Having been around the Senate since I was three years old, I’ve watched the evolution of the people who’ve come into that chamber as conservative firebrands and later voted for liberal-backed issues not because they changed ideology, but because it was the right thing to do—like marking Martin Luther King Jr. Day as a national holiday, as Strom Thurmond eventually did, or supporting an extension of the Voting Rights Act, as did John Stennis, as staunch a Mississippi segregationist as there was.
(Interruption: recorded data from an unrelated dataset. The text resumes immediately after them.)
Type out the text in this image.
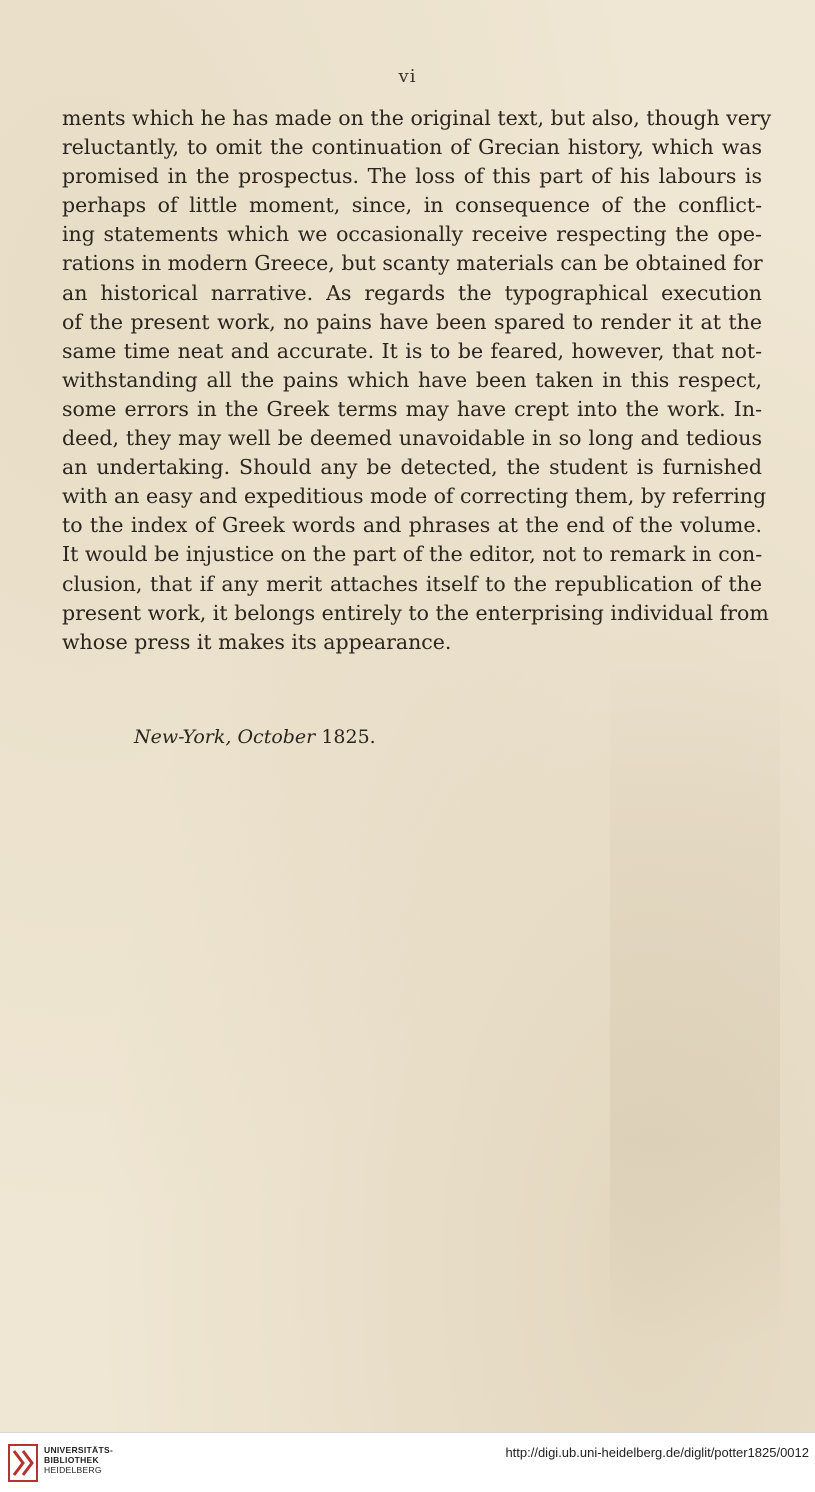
vi
ments which he has made on the original text, but also, though very
reluctantly, to omit the continuation of Grecian history, which was
promised in the prospectus. The loss of this part of his labours is
perhaps of little moment, since, in consequence of the conflict-
ing statements which we occasionally receive respecting the ope-
rations in modern Greece, but scanty materials can be obtained for
an historical narrative. As regards the typographical execution
of the present work, no pains have been spared to render it at the
same time neat and accurate. It is to be feared, however, that not-
withstanding all the pains which have been taken in this respect,
some errors in the Greek terms may have crept into the work. In-
deed, they may well be deemed unavoidable in so long and tedious
an undertaking. Should any be detected, the student is furnished
with an easy and expeditious mode of correcting them, by referring
to the index of Greek words and phrases at the end of the volume.
It would be injustice on the part of the editor, not to remark in con-
clusion, that if any merit attaches itself to the republication of the
present work, it belongs entirely to the enterprising individual from
whose press it makes its appearance.
New-York, October 1825.
UNIVERSITÄTS-
BIBLIOTHEK
HEIDELBERG
http://digi.ub.uni-heidelberg.de/diglit/potter1825/0012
Even Jesse Helms, who’d once declared AIDS “God’s punishment for homosexuals,” supported funding for AIDS relief in Africa during his last years in office.
Men and women can come to the Senate with one view of the world, but it’s difficult to stay
in that office for any length of time and not be exposed to more diverse viewpoints and ways to arrive at judgments—at least, it was, before the fearmongering cult of Trumpism. It’s hard not to turn more empathetic. Most longtime political observers think those days of bipartisanship are gone for good. I hope it’s not true. Jeff Flake came to the Senate as Arizona’s right-wing counterpart to John McCain, and look at him now: a confirmed never-Trumper.
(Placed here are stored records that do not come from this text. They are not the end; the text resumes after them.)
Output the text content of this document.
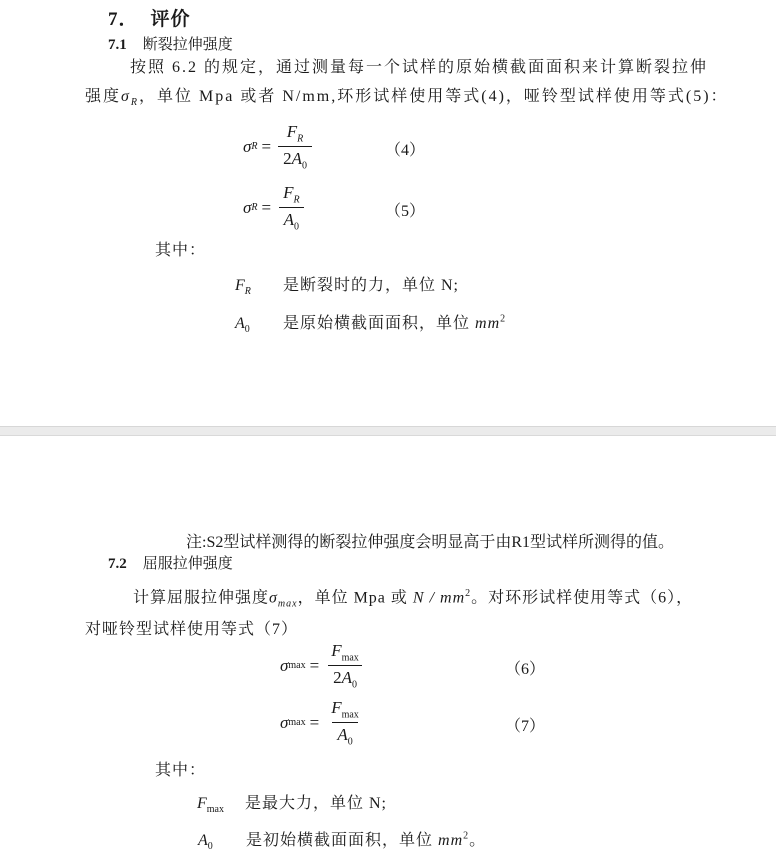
7． 评价
7.1 断裂拉伸强度
按照 6.2 的规定，通过测量每一个试样的原始横截面面积来计算断裂拉伸
强度$\sigma_R$，单位 Mpa 或者 N/mm,环形试样使用等式(4)，哑铃型试样使用等式(5)：
σ $R = \frac{F_R}{2A_0}$	（4）
σ $R = \frac{F_R}{A_0}$	（5）
其中：
$F_R$ 是断裂时的力，单位 N;
$A_0$ 是原始横截面面积，单位 $mm^2$
注:S2型试样测得的断裂拉伸强度会明显高于由R1型试样所测得的值。
7.2 屈服拉伸强度
计算屈服拉伸强度$\sigma_{max}$，单位 Mpa 或 N / $mm^2$。对环形试样使用等式（6），
对哑铃型试样使用等式（7）
σ $\max = \frac{F_{max}}{2A_0}$	（6）
σ $\max = \frac{F_{max}}{A_0}$	（7）
其中：
$F_{max}$ 是最大力，单位 N;
$A_0$ 是初始横截面面积，单位 $mm^2$。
In the midst of the political storm that swirls around me, I try to stay optimistic. I’m not always successful. I’ll glance up at a TV in the middle of the day and see Lindsey Graham, a man from the opposite side of the aisle whom my dad and family have long considered a friend, morph into a Trump lapdog right before my eyes, slandering me and my father in the coldest, most cynical, most self-serving ways.
* * *
Beau and I didn’t grow up in Washington. We didn’t really hang out with other senators’ kids. Especially in those early days, we took the hour-and-a-half train ride with our dad from Wilmington to the Russell Building and back again, and that was pretty much it—the extent of our Washington upbringing.
Home was Delaware. That’s where politics formed us and made it possible for us to get to know the entire state like the backs of our hands. Delaware is often viewed as an irrelevant blip by many who aren’t from there, and for obvious reasons: With not quite a million residents, it’s the sixth smallest state in the country in population, and it’s the second-smallest state in area, behind only teeny Rhode Island. It’s easy to miss on a map if you’re not looking for it, squeezed as it is between Pennsylvania, Maryland, and New Jersey.
Yet Delaware is an overlooked, underappreciated microcosm of America and a key contributor to my dad’s broad national appeal. The state’s history, culture, and politics reflect aspects associated with bigger distinct regions. It is at once a Northeastern suburb of Philadelphia; a cradle of Southern agriculture and race relations; a slice of the industrial Midwest; and a watery, port-centric belt like so many other areas up and down the mid-Atlantic.